The Samurai & Ninja Museum with Experience was great fun. We had a short lecture about the history of the samurai, for which my hazy recollections of playing Ghosts of Tsushima (for the Mongol invasion) and reading Kaze Hikaru (for the Bakumatsu) turned out to be surprisingly useful, looked at their very nice collection of samurai armour, and then they got us all to put on much less pretty but still reasonably convincing samurai outfits, grab weapons (“it’s up to you whether you let them have the metal ones,” said the guide, but both my two had already grabbed them) and pose in front of a suitable castle backdrop. We now have some fabulous action shots of my sister’s family and my family totally committing to the historical tradition of samurai intra-familial fighting (the guide, a Japanese guy with a very dry sense of humour, was approving - “lots of bodies. Great light. Like Rembrandt.”).

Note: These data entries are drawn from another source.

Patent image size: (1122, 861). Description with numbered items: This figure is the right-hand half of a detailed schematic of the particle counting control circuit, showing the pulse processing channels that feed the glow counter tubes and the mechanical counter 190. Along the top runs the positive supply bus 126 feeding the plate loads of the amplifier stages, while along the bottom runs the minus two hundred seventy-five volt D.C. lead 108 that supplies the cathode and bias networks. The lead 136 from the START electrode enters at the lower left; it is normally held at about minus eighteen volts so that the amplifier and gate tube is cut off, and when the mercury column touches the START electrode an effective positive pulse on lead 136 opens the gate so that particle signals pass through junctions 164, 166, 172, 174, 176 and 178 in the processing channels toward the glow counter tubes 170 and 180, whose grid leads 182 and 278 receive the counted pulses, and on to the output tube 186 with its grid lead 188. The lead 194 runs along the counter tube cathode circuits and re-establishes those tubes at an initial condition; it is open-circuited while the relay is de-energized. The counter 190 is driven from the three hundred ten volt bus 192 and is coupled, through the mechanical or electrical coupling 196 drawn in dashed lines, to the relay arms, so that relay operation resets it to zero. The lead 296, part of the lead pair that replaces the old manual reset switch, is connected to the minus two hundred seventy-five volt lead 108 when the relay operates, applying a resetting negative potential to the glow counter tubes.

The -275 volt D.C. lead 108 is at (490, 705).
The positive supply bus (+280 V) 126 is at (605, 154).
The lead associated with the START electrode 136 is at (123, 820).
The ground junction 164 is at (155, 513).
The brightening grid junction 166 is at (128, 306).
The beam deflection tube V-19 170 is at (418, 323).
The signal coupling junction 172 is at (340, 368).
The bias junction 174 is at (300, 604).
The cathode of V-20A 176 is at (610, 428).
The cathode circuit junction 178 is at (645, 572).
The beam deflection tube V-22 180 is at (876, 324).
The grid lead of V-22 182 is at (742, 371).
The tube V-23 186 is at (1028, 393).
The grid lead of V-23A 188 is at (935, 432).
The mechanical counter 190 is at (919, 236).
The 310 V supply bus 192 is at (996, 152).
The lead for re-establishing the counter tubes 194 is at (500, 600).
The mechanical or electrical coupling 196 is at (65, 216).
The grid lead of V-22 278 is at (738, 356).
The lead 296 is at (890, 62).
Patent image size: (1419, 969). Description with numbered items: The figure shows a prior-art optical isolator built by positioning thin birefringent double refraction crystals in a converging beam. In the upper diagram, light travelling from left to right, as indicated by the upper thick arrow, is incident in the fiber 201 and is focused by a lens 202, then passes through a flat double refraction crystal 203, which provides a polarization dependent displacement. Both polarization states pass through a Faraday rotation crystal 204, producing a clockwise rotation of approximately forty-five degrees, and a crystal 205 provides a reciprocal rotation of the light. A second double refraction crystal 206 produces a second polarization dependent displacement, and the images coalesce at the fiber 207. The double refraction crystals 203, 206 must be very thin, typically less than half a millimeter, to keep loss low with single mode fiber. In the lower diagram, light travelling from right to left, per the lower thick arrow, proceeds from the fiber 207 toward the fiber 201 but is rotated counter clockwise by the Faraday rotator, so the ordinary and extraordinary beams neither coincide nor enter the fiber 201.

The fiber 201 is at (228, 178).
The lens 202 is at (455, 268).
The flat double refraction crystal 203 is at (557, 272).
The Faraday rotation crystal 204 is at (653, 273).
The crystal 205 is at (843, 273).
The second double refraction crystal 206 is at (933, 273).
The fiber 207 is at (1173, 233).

Then we took off the armour and went upstairs to the ninja shuriken throwing gallery, which was extremely exciting for everyone and I don’t know how no-one ended up pinned to a wall. My son got a bullseye and a free shuriken (the rest of us could earn them by writing reviews of the place online, a transactional approach that none the less works well for them) and everyone was quite sad to leave.
We ambled back down Teramachi and my sister got distracted by a fabric shop. I knew my two were going to lose it, but I really wanted to visit a bookshop, so I took my niece and my two to what we thought was a suitable manga shop but turned out to have an entire floor of boobs (in hindsight maybe being called Melon should have been a hint) so we went on to Maruzen, where my niece managed to find a reasonable selection of Jojo’s Bizarre Adventure not yet translated into English, and I grabbed a volume of Cat + Gamer (only two volumes out in English so far) before my son totally melted down. I had to abandon my niece and stick everyone in a taxi; we went to my parents’ hotel (they weren’t at our one) for a quick catch-up and calm-down.
In the taxi I found an online review of Maruzen that said English language manga was in the second basement, so I directed my sister there and she sent me lots of photos, and, more importantly, bought me Hikaru no Go volumes 3,5, and 7. I did have a complete run of HnG but lent it to my nephew, who absolutely loves it and re-reads it constantly, so I had to acquire another run for me and those 3 volumes had been super elusive, with 3 showing up for ridiculous prices or not at all, so yay.
We walked back from my parents’ hotel via the station and had dinner at Tonkatsu KYK, because I really wanted tonkatsu; delicious pork, loved the pickles, but we had to queue for about 20 minutes to get in and my kids were totally over it. Staggered back to the hotel and collapsed.